Addiction : l'amour n'est pas loin... (APA 2014)
On a l'habitude de dire que l'amour rend aveugle, mais il rend dépendant au sens psychiatrique du terme. Vineeth John de l'université du Texas (Houton, TX) a réalisé une revue de la littérature étonnante.
Le Dr Vineeth John a défini la dépendance amoureuse (Love addiction) comme un comportement caractérisé par un intérêt romantique excessif, non adapté et envahissant envers un ou plusieurs partenaires. Il s'agit donc d'un trouble bien distinct d'une addiction au sexe, par exemple, même si les deux peuvent coexister. La conséquence de cette dépendance n'est pas très différente des autres addictions : perte d'intérêt pour d'autres choses et une perte du contrôle personnel avec des conséquences négatives pour la personne qui en souffre, pour l'être aimé et/ou pour l'entourage. Cette dépendance est associée à une réelle souffrance psychologique et un impact fonctionnel non négligeable.
Vineeth John estime après les recherches qu'il a menées dans la littérature et selon sa propre pratique qu'il s'agit en partie d'un trouble faisant en même temps partie du spectre obsessionnel compulsif, du trouble de l'humeur et aussi du trouble psychotique sous certains aspects.
Il le compare aux usagers des drogues chimiques : les deux présentent des comportements similaires. L'amoureux addictif présente des épisodes euphoriques, mais aussi de l'anxiété et des épisodes anhédoniques. Il ne peut s'empêcher de répéter les mêmes comportements en dépit du danger qu'il encourt et malgré le fait que ce qu'il ressent ne correspond peut-être à aucune réalité. La neurobiologie lui donne raison puisque les études montrent une activation du tronc cérébral, de l'aire tegmentale droite et les noyaux caudés, tous impliqués dans les circuits de récompense, les fonctions d'apprentissage et de la mémoire. Quatre molécules sont impliquées dans cette addiction : la dopamine, les opioïdes, la vasopressine et l'ocytocine.

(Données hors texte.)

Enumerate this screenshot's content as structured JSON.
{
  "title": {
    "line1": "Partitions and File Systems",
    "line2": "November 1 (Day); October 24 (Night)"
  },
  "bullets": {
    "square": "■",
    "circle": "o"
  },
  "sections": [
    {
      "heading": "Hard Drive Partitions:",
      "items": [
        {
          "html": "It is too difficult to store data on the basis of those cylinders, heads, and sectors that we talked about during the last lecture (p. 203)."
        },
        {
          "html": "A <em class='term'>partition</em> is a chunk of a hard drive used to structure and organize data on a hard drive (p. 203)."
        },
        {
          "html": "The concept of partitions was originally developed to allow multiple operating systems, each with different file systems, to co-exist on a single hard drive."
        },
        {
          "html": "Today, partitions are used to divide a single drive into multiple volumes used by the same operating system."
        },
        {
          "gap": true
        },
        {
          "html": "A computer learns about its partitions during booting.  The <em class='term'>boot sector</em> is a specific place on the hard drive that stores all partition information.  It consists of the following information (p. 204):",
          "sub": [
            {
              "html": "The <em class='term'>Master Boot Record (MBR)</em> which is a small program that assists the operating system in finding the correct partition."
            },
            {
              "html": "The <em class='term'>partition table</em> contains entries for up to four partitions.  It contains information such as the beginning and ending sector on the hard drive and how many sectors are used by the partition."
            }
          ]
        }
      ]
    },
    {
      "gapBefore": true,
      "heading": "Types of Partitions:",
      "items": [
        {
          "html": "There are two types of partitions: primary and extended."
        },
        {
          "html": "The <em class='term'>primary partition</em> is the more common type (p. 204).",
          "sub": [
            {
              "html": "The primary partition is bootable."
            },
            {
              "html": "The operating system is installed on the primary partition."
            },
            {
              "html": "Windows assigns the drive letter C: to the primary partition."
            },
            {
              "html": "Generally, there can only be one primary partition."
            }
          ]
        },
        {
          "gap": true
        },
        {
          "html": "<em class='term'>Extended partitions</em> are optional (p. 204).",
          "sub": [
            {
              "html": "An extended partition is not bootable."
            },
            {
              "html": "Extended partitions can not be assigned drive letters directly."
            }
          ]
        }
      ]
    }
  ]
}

Ceci laisse une marge pour la prise en charge de ces patients. Pour V. John, les antidépresseurs, les stabilisateurs de l'humeur peuvent être d'une grande utilité ainsi que les antipsychotiques, la naltrexone et la buprénorphine. Cependant, les traitements psychothérapeutiques ne doivent pas être négligés. Ainsi la thérapie cognitivo-comportementale, les groupes d'aide et la psychothérapie psychodynamique se révèlent également efficaces. Le Dr John plaide pour la mise sur pied d'un diagnostic et de guidelines pour la prise en charge de ces patients.